12 февраля 1942 года
Боюсь за И. Д. Очень плохо выглядит. Похудел очень и все зябнет. Ходит медленно, опираясь на палку. Хуже всего дело обстоит с руками. Суставы покраснели и вздулись. Кожа натянулась, как лайка, и блестит.
Вторая глава идет медленно, но по прежнему хорошо. От Жанны — ничего. Я утешаю себя тем, что письмо, возможно, и есть, но оно лежит в не разобранной глыбе писем в нашем почтовом отделении. Оно есть, но к нему не добраться. Однако другие все же получают.
16 февраля 1942 года
Вчера пошла на эсминец выступать. До эсминца два часа ходу, это другой конец города. Я пошла потихоньку, сберегая силы. Но на середине Кировского моста, там, где подъем, я вдруг почувствовала, что вот-вот упаду. Ноги стали мягкие, не держат меня. Поняла, что мне не дойти. Еле добралась до Кетлинской. Предупредила ее, что не пойду. Она пошла без меня. А я побрела передохнуть к Озерецким.
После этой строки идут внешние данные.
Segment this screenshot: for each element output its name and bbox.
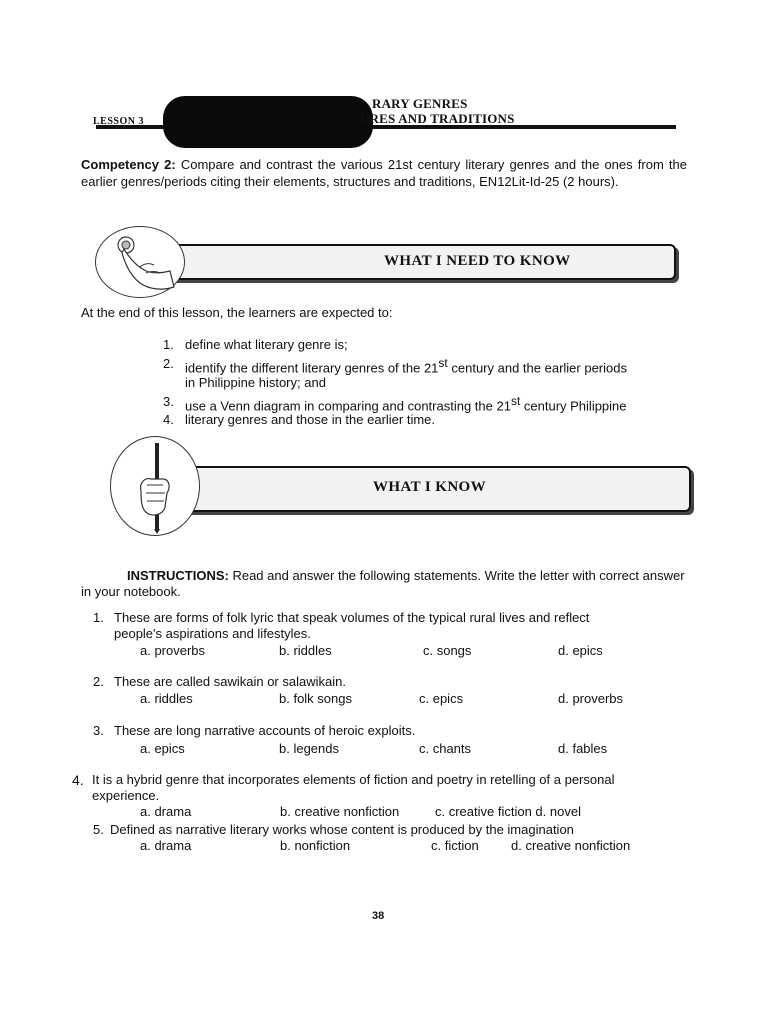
answer-option: a. drama xyxy=(140,804,192,819)
question-text: These are long narrative accounts of heroic exploits. xyxy=(114,723,416,738)
lesson-header-pill xyxy=(163,96,373,148)
answer-option: a. drama xyxy=(140,838,192,853)
competency-text: Compare and contrast the various 21st century literary genres and the ones from the earlier genres/periods citing their elements, structures and traditions, EN12Lit-Id-25 (2 hours). xyxy=(81,157,687,189)
answer-option: c. epics xyxy=(419,691,464,706)
answer-option: a. proverbs xyxy=(140,643,206,658)
question-text-continued: experience. xyxy=(92,788,160,803)
answer-option: b. riddles xyxy=(279,643,332,658)
answer-option: a. riddles xyxy=(140,691,193,706)
lesson-title-line-1: RARY GENRES xyxy=(372,96,468,111)
answer-option: c. chants xyxy=(419,741,472,756)
question-number: 1. xyxy=(93,610,104,625)
objective-text: in Philippine history; and xyxy=(185,375,326,390)
question-text: Defined as narrative literary works whose content is produced by the imagination xyxy=(110,822,574,837)
page-number: 38 xyxy=(372,910,385,922)
section-banner-what-i-know xyxy=(178,466,691,512)
objective-text: define what literary genre is; xyxy=(185,337,348,352)
hand-pointing-icon xyxy=(95,226,185,298)
instructions-label: INSTRUCTIONS: xyxy=(127,568,229,583)
answer-option: b. nonfiction xyxy=(280,838,351,853)
objectives-intro: At the end of this lesson, the learners are expected to: xyxy=(81,305,393,320)
competency-paragraph xyxy=(81,156,687,190)
instructions-text: Read and answer the following statements. Write the letter with correct answer in your notebook. xyxy=(81,568,685,599)
objective-number: 4. xyxy=(163,412,174,427)
question-number: 5. xyxy=(93,822,104,837)
section-title: WHAT I NEED TO KNOW xyxy=(384,253,571,269)
answer-option: d. fables xyxy=(558,741,608,756)
answer-option: c. songs xyxy=(423,643,472,658)
answer-option: c. creative fiction d. novel xyxy=(435,804,581,819)
answer-option: a. epics xyxy=(140,741,185,756)
answer-option: b. legends xyxy=(279,741,339,756)
question-number: 2. xyxy=(93,674,104,689)
quiz-instructions xyxy=(81,568,691,600)
objective-number: 1. xyxy=(163,337,174,352)
objective-number: 2. xyxy=(163,356,174,371)
objective-text: literary genres and those in the earlier time. xyxy=(185,412,436,427)
objective-text: use a Venn diagram in comparing and contrasting the 21st century Philippine xyxy=(185,394,627,414)
objective-text: identify the different literary genres of the 21st century and the earlier periods xyxy=(185,356,627,376)
competency-label: Competency 2: xyxy=(81,157,176,172)
question-text: It is a hybrid genre that incorporates elements of fiction and poetry in retelling of a personal xyxy=(92,772,615,787)
question-number: 3. xyxy=(93,723,104,738)
answer-option: c. fiction xyxy=(431,838,479,853)
objective-number: 3. xyxy=(163,394,174,409)
question-text-continued: people's aspirations and lifestyles. xyxy=(114,626,311,641)
answer-option: d. epics xyxy=(558,643,603,658)
answer-option: b. folk songs xyxy=(279,691,352,706)
question-text: These are forms of folk lyric that speak volumes of the typical rural lives and reflect xyxy=(114,610,590,625)
answer-option: d. proverbs xyxy=(558,691,624,706)
section-title: WHAT I KNOW xyxy=(373,479,487,495)
section-banner-what-i-need-to-know xyxy=(160,244,676,280)
question-text: These are called sawikain or salawikain. xyxy=(114,674,346,689)
question-number: 4. xyxy=(72,772,84,788)
hand-holding-pencil-icon xyxy=(110,436,200,536)
lesson-title-line-2: URES AND TRADITIONS xyxy=(360,111,515,126)
answer-option: b. creative nonfiction xyxy=(280,804,400,819)
answer-option: d. creative nonfiction xyxy=(511,838,631,853)
lesson-label: LESSON 3 xyxy=(93,116,144,127)
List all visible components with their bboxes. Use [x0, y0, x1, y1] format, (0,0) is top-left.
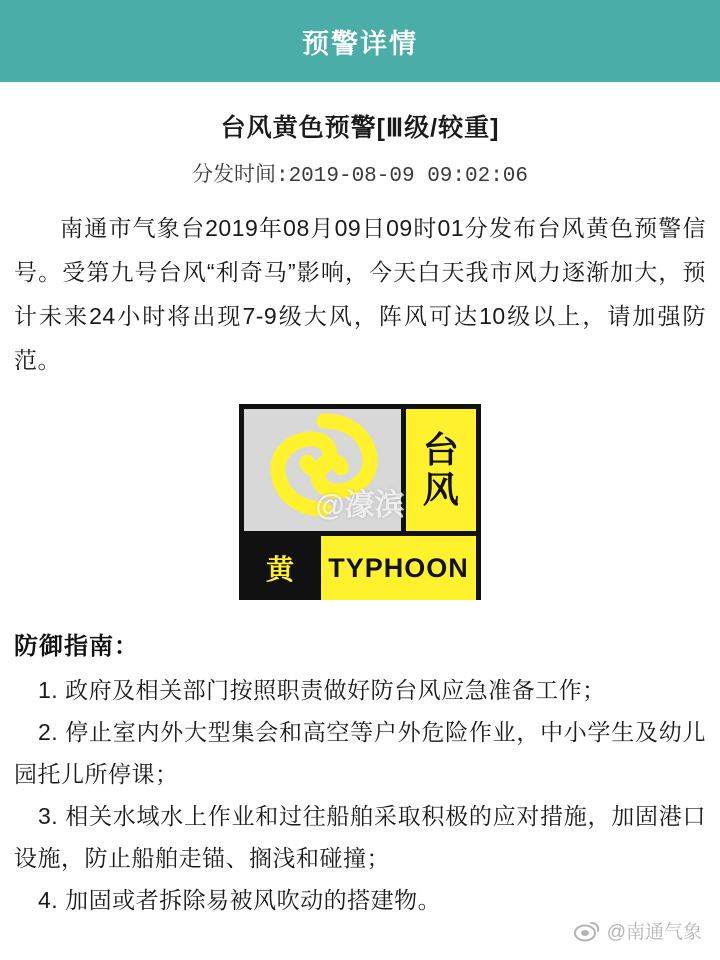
page-header [0, 0, 720, 82]
signal-vertical-text [406, 409, 476, 531]
signal-english-word: TYPHOON [321, 536, 476, 600]
list-item: 1. 政府及相关部门按照职责做好防台风应急准备工作； [38, 677, 606, 703]
alert-issue-time: 分发时间:2019-08-09 09:02:06 [191, 165, 529, 188]
signal-top-row [244, 409, 476, 531]
typhoon-cyclone-icon [244, 409, 401, 531]
alert-body-text: 南通市气象台2019年08月09日09时01分发布台风黄色预警信号。受第九号台风“利奇马”影响，今天白天我市风力逐渐加大，预计未来24小时将出现7-9级大风，阵风可达10级以上，请加强防范。 [14, 215, 706, 373]
page-title: 预警详情 [302, 28, 418, 59]
signal-vertical-text-line1: 台 [422, 429, 459, 470]
list-item: 2. 停止室内外大型集会和高空等户外危险作业，中小学生及幼儿园托儿所停课； [14, 719, 706, 787]
warning-signal-image [14, 404, 706, 600]
alert-detail-content [0, 108, 720, 921]
alert-title: 台风黄色预警[Ⅲ级/较重] [220, 114, 500, 142]
footer-watermark-text: @南通气象 [606, 922, 702, 943]
weibo-icon [574, 920, 600, 942]
list-item: 4. 加固或者拆除易被风吹动的搭建物。 [38, 887, 442, 913]
signal-level-word: 黄 [244, 536, 316, 600]
guide-title: 防御指南： [14, 633, 139, 660]
signal-bottom-row [244, 536, 476, 600]
footer-watermark [574, 917, 702, 944]
signal-vertical-text-line2: 风 [422, 469, 459, 510]
guide-list [14, 669, 706, 921]
list-item: 3. 相关水域水上作业和过往船舶采取积极的应对措施，加固港口设施，防止船舶走锚、搁浅和碰撞； [14, 803, 706, 871]
image-watermark: @濠滨 [315, 489, 405, 522]
signal-frame [239, 404, 481, 600]
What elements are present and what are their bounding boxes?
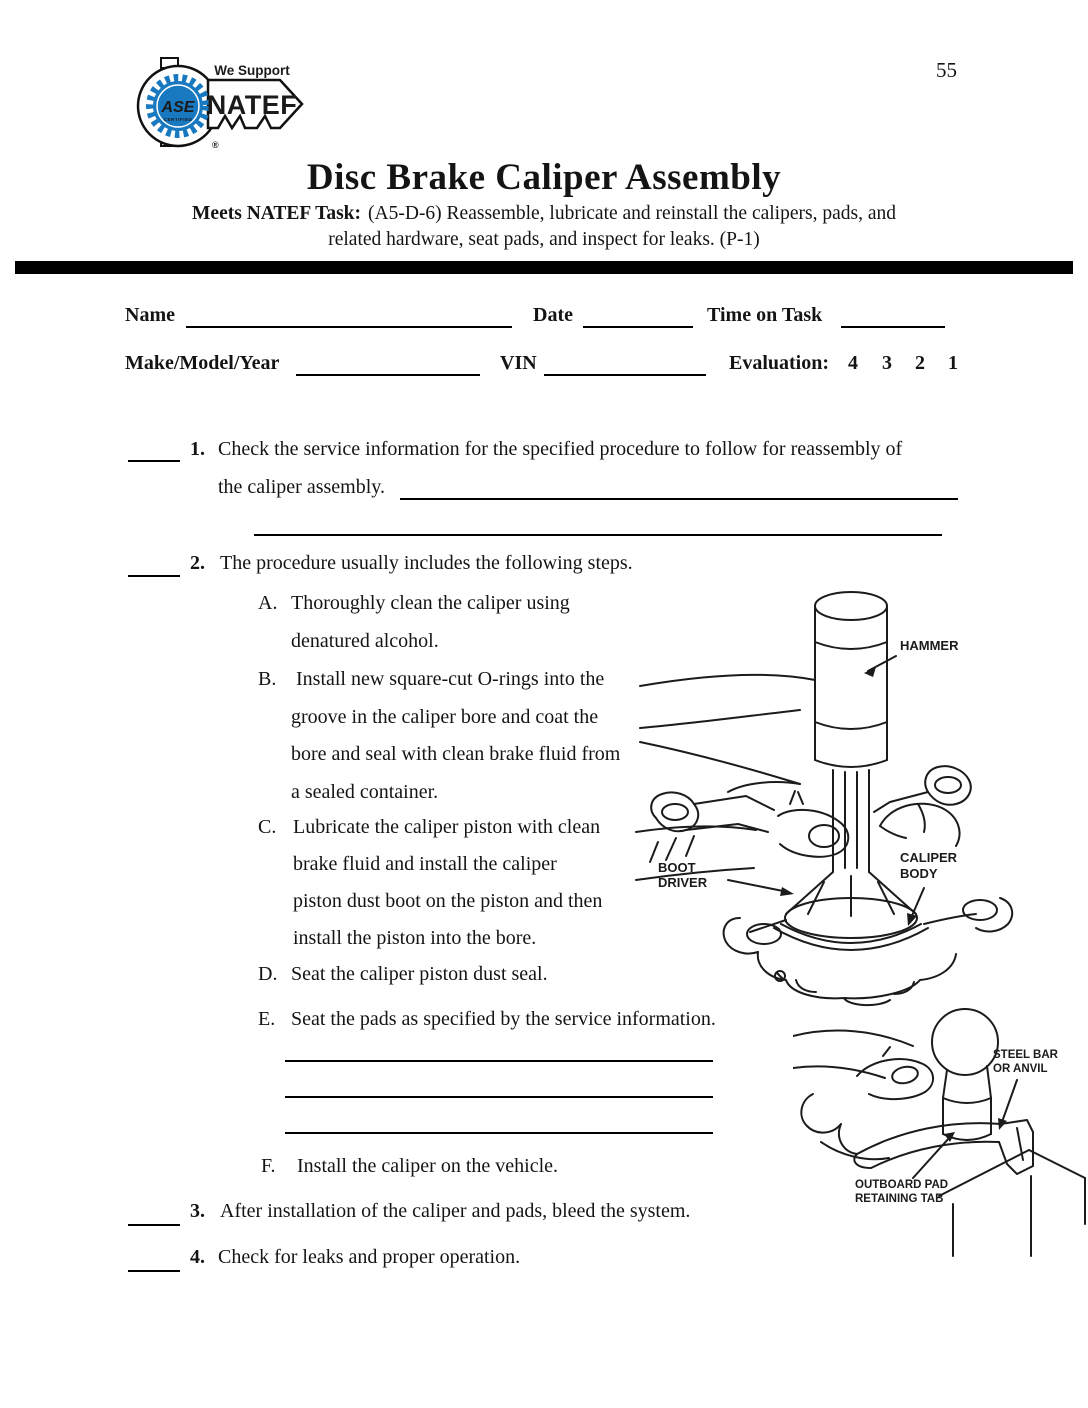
time-on-task-label: Time on Task xyxy=(707,304,823,326)
substep-e-answer-line-1 xyxy=(285,1040,713,1062)
step1-text-line2: the caliper assembly. xyxy=(218,476,385,498)
step1-text-line1: Check the service information for the specified procedure to follow for reassembly of xyxy=(218,438,903,460)
steel-bar-label-line2: OR ANVIL xyxy=(993,1063,1048,1075)
anvil-block-drawing xyxy=(939,1150,1085,1256)
step1-number: 1. xyxy=(190,438,205,460)
substep-d-text: Seat the caliper piston dust seal. xyxy=(291,963,548,985)
substep-f-text: Install the caliper on the vehicle. xyxy=(297,1155,559,1177)
substep-c-line4: install the piston into the bore. xyxy=(293,927,537,949)
hammer-drawing xyxy=(640,592,887,792)
ase-certified-text: CERTIFIED xyxy=(163,117,193,122)
substep-c-line1: Lubricate the caliper piston with clean xyxy=(293,816,601,838)
score-1: 1 xyxy=(948,352,958,374)
natef-text: NATEF xyxy=(206,90,298,120)
name-field-line xyxy=(186,306,512,328)
substep-c-line3: piston dust boot on the piston and then xyxy=(293,890,603,912)
boot-driver-arrowhead xyxy=(780,887,794,896)
step1-answer-line-2 xyxy=(254,514,942,536)
name-label: Name xyxy=(125,304,175,326)
substep-a-line1: Thoroughly clean the caliper using xyxy=(291,592,570,614)
retaining-tab-label-line2: RETAINING TAB xyxy=(855,1193,944,1205)
caliper-body-label-line1: CALIPER xyxy=(900,850,958,865)
hammer-arrowhead xyxy=(864,667,876,677)
caliper-body-drawing xyxy=(724,898,1012,1005)
substep-c-letter: C. xyxy=(258,816,277,838)
ball-peen-hammer-drawing xyxy=(932,1009,998,1140)
substep-b-line1: Install new square-cut O-rings into the xyxy=(296,668,605,690)
step3-check-line xyxy=(128,1204,180,1226)
caliper-body-leader-line xyxy=(911,888,924,918)
step4-number: 4. xyxy=(190,1246,205,1268)
natef-ase-logo xyxy=(128,52,314,152)
boot-driver-label-line2: DRIVER xyxy=(658,875,708,890)
score-3: 3 xyxy=(882,352,892,374)
substep-b-line4: a sealed container. xyxy=(291,781,439,803)
step1-answer-line-1 xyxy=(400,478,958,500)
boot-driver-leader-line xyxy=(728,880,788,892)
substep-e-text: Seat the pads as specified by the service information. xyxy=(291,1008,716,1030)
hammer-label: HAMMER xyxy=(900,638,959,653)
time-field-line xyxy=(841,306,945,328)
hand-holding-pad-drawing xyxy=(793,1031,933,1160)
substep-f-letter: F. xyxy=(261,1155,276,1177)
task-text-1: (A5-D-6) Reassemble, lubricate and reinstall the calipers, pads, and xyxy=(368,203,896,224)
score-2: 2 xyxy=(915,352,925,374)
make-model-year-label: Make/Model/Year xyxy=(125,352,280,374)
step3-number: 3. xyxy=(190,1200,205,1222)
caliper-bracket-drawing xyxy=(651,766,971,832)
step4-text: Check for leaks and proper operation. xyxy=(218,1246,521,1268)
hammer-leader-line xyxy=(868,656,896,671)
make-field-line xyxy=(296,354,480,376)
substep-b-letter: B. xyxy=(258,668,277,690)
boot-driver-label-line1: BOOT xyxy=(658,860,696,875)
substep-c-line2: brake fluid and install the caliper xyxy=(293,853,557,875)
substep-a-line2: denatured alcohol. xyxy=(291,630,439,652)
substep-b-line2: groove in the caliper bore and coat the xyxy=(291,706,599,728)
step2-number: 2. xyxy=(190,552,205,574)
divider-bar xyxy=(15,261,1073,274)
caliper-body-label-line2: BODY xyxy=(900,866,938,881)
score-4: 4 xyxy=(848,352,858,374)
step4-check-line xyxy=(128,1250,180,1272)
ase-logo-text: ASE xyxy=(161,99,195,116)
step1-check-line xyxy=(128,440,180,462)
we-support-text: We Support xyxy=(214,63,290,78)
date-label: Date xyxy=(533,304,573,326)
date-field-line xyxy=(583,306,693,328)
registered-mark: ® xyxy=(212,140,219,150)
substep-e-answer-line-2 xyxy=(285,1076,713,1098)
evaluation-label: Evaluation: xyxy=(729,352,830,374)
substep-b-line3: bore and seal with clean brake fluid from xyxy=(291,743,621,765)
steel-bar-leader-line xyxy=(1002,1080,1017,1122)
retaining-tab-label-line1: OUTBOARD PAD xyxy=(855,1179,949,1191)
pad-seating-illustration xyxy=(793,1002,1087,1258)
substep-e-letter: E. xyxy=(258,1008,276,1030)
task-line-2: related hardware, seat pads, and inspect for leaks. (P-1) xyxy=(328,229,760,250)
step2-check-line xyxy=(128,555,180,577)
boot-driver-illustration xyxy=(628,580,1028,1010)
step2-text: The procedure usually includes the following steps. xyxy=(220,552,633,574)
task-label: Meets NATEF Task: xyxy=(192,203,362,224)
page-number: 55 xyxy=(936,58,957,82)
page-title: Disc Brake Caliper Assembly xyxy=(306,157,782,198)
substep-a-letter: A. xyxy=(258,592,278,614)
steel-bar-label-line1: STEEL BAR xyxy=(993,1049,1058,1061)
substep-e-answer-line-3 xyxy=(285,1112,713,1134)
task-line-1 xyxy=(0,203,1088,225)
retaining-tab-leader-line xyxy=(913,1137,950,1178)
vin-label: VIN xyxy=(500,352,537,374)
boot-driver-cone-drawing xyxy=(774,872,928,950)
substep-d-letter: D. xyxy=(258,963,278,985)
vin-field-line xyxy=(544,354,706,376)
step3-text: After installation of the caliper and pads, bleed the system. xyxy=(220,1200,691,1222)
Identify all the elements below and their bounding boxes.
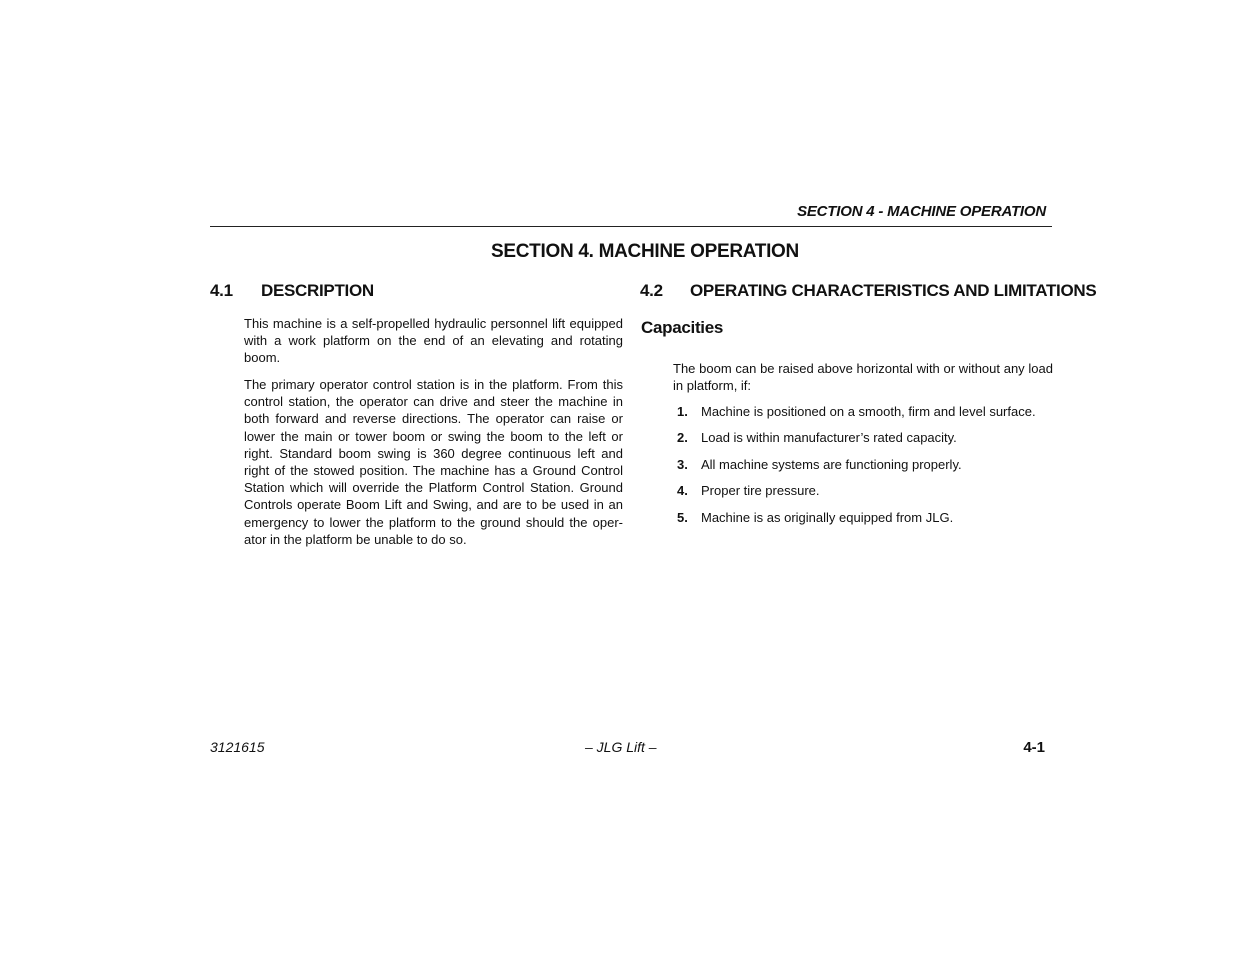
header-rule: [210, 226, 1052, 227]
operating-heading-number: 4.2: [640, 281, 663, 300]
condition-text: All machine systems are functioning properly.: [701, 457, 962, 472]
condition-text: Load is within manufacturer’s rated capacity.: [701, 430, 957, 445]
condition-text: Machine is as originally equipped from JLG.: [701, 510, 954, 525]
description-paragraph-1: This machine is a self-propelled hydraulic personnel lift equipped with a work platform on the end of an elevating and rotating boom.: [244, 316, 623, 366]
running-header: SECTION 4 - MACHINE OPERATION: [797, 203, 1046, 220]
operating-heading-title: OPERATING CHARACTERISTICS AND LIMITATIONS: [690, 281, 1097, 300]
description-heading-number: 4.1: [210, 281, 233, 300]
condition-item: [677, 483, 1057, 498]
condition-number: 2.: [677, 430, 688, 445]
section-title: SECTION 4. MACHINE OPERATION: [491, 241, 799, 262]
condition-number: 3.: [677, 457, 688, 472]
condition-text: Machine is positioned on a smooth, firm and level surface.: [701, 404, 1036, 419]
condition-text: Proper tire pressure.: [701, 483, 820, 498]
footer-center-text: – JLG Lift –: [585, 739, 657, 755]
condition-item: [677, 457, 1057, 472]
condition-number: 1.: [677, 404, 688, 419]
operating-heading: [640, 281, 1096, 301]
condition-number: 4.: [677, 483, 688, 498]
description-heading: [210, 281, 374, 301]
condition-item: [677, 404, 1057, 419]
description-paragraph-2: The primary operator control station is in the platform. From this control station, the operator can drive and steer the machine in both forward and reverse directions. The operator can raise or lower the main or tower boom or swing the boom to the left or right. Standard boom swing is 360 degree continuous left and right of the stowed position. The machine has a Ground Control Station which will override the Platform Control Station. Ground Controls operate Boom Lift and Swing, and are to be used in an emergency to lower the platform to the ground should the oper-ator in the platform be unable to do so.: [244, 377, 623, 547]
condition-number: 5.: [677, 510, 688, 525]
footer-doc-number: 3121615: [210, 739, 265, 755]
description-heading-title: DESCRIPTION: [261, 281, 374, 300]
condition-item: [677, 430, 1057, 445]
capacities-subheading: Capacities: [641, 318, 724, 337]
condition-item: [677, 510, 1057, 525]
capacities-intro: The boom can be raised above horizontal with or without any load in platform, if:: [673, 361, 1053, 394]
page-number: 4-1: [1023, 739, 1045, 756]
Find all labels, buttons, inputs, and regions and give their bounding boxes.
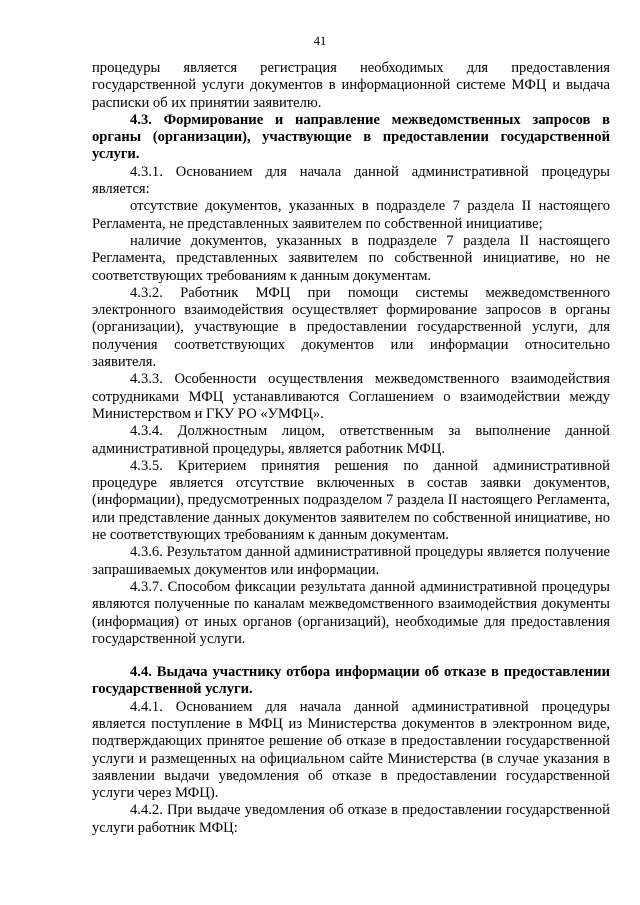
paragraph-4-3-5: 4.3.5. Критерием принятия решения по данной административной процедуре является отсутствие включенных в состав заявки документов, (информации), предусмотренных подразделом 7 раздела II настоящего Регламента, или представление данных документов заявителем по собственной инициативе, но не соответствующих требованиям к данным документам. <box>92 457 610 544</box>
list-item-absence: отсутствие документов, указанных в подразделе 7 раздела II настоящего Регламента, не представленных заявителем по собственной инициативе; <box>92 198 610 232</box>
paragraph-4-4-2: 4.4.2. При выдаче уведомления об отказе в предоставлении государственной услуги работник МФЦ: <box>92 802 610 836</box>
paragraph-4-3-3: 4.3.3. Особенности осуществления межведомственного взаимодействия сотрудниками МФЦ устанавливаются Соглашением о взаимодействии между Министерством и ГКУ РО «УМФЦ». <box>92 371 610 422</box>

Поела, отдохнула. Потом усадили меня в кресло у печки, сами сели вокруг: Николай Иванович, Алена и Ковров — шофер. Под звуки сильного обстрела (накануне снаряд попал в соседнее окно, чуть не убил Алену) я стала читать обе главы своей поэмы. Все были взволнованы…
И вот меня интересует вопрос: на всех ли это будет так действовать? Или только на ленинградцев, переживших блокаду?
17 февраля 1942 года
Снова (и на этот раз серьезно) разговоры об эвакуации института. Даже намечен срок—15 марта. И город — Архангельск. А Ленинград… как расстаться с ним? Тут ведь прошло шесть лет, если считать месяц за год, как во время обороны Севастополя. Нет, тут надо считать больше.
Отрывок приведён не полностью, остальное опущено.